Put this all together and $\theta '=\theta+\cos^{-1}\left( \frac{a}{r}\right)$

Simplify this so that $\theta$ is by its self,

$\theta=\theta '-\cos^{-1}\left(\frac{a}{r}\right)$

Then from before, we know that $d=a\theta '$ so we can also say that $\theta '=\frac{d}{a}$

Now we need to get the $d$ out of that equation. All we have to do is substitute what we already found out from before, $d=\sqrt{r^2-a^2}$.

So $\theta '=\frac{\sqrt{r^2-a^2}}{a}$

Substitute this into $\theta '=\theta+\cos^{-1}\left( \frac{a}{r}\right)$

We now have $\theta=\frac{\sqrt{r^2-a^2}}{a}-\cos^{-1}\left(\frac{a}{r}\right)$.

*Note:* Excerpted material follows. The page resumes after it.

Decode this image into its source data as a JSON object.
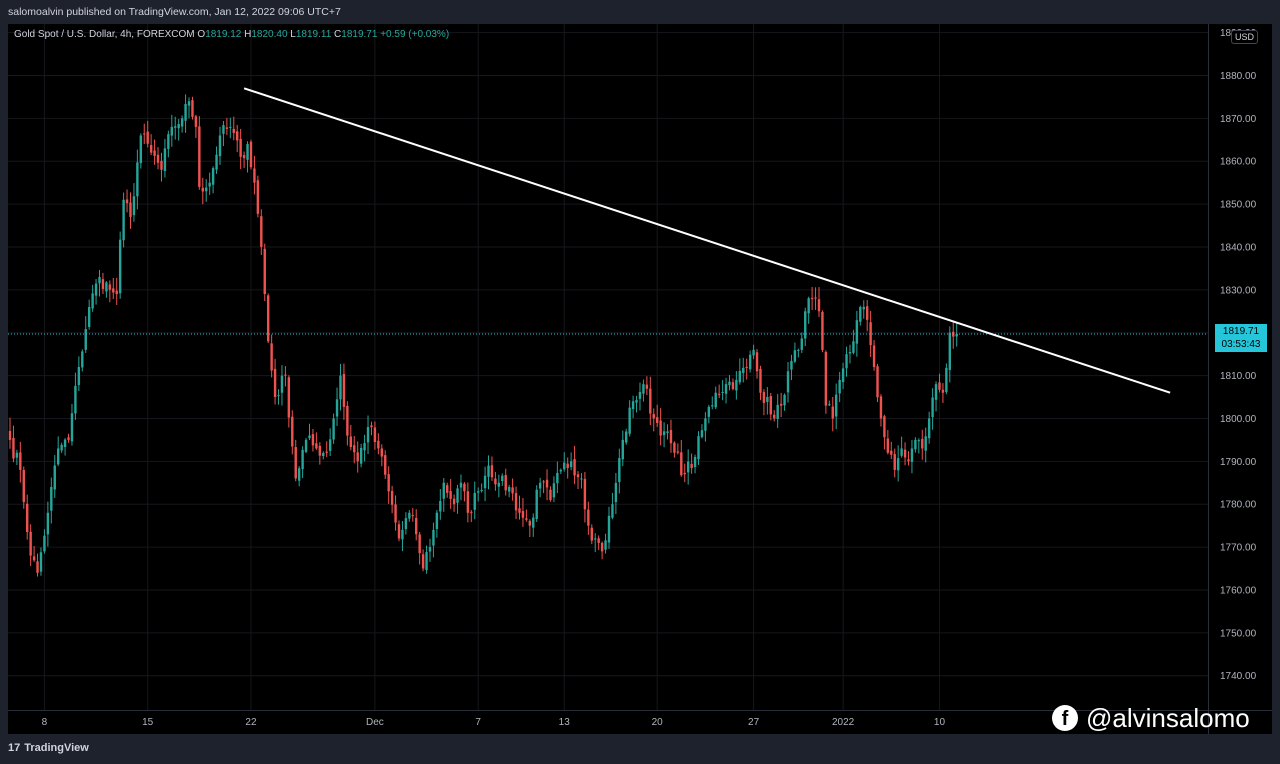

Just subtract from both sides to get $\theta$ on one side and the final equation is $\theta=\frac{\sqrt{r^2-a^2}}{a}-\cos^{-1}\left(\frac{a}{r}\right)$

If you would like to check this, just substitute 2 for $a$ and $[itex]\sqrt{2^2 + \pi^2}$ for $r$ and compare it to $\tan^{-1}\left(\frac{\pi}{2}\right)$

# Why It's Interesting

This is very interesting for many reasons. It is amazing that what looks to be a very complex figure's equation can easily be derived using understanding of just geometry and some pre calculus.

The involute of a circle appears commonly in every day life. Other than the simple tetherball which is more of a model for the involute of a circle. The most commonly used gear system utilizes the involute of a circle. The teeth of the gear are involutes.

This allows the contact of the two interlocking teeth to occur at a single point that moves along the tooth. This allows the transfer of energy to one powered gear to a powerless gear smooth and not require as much energy.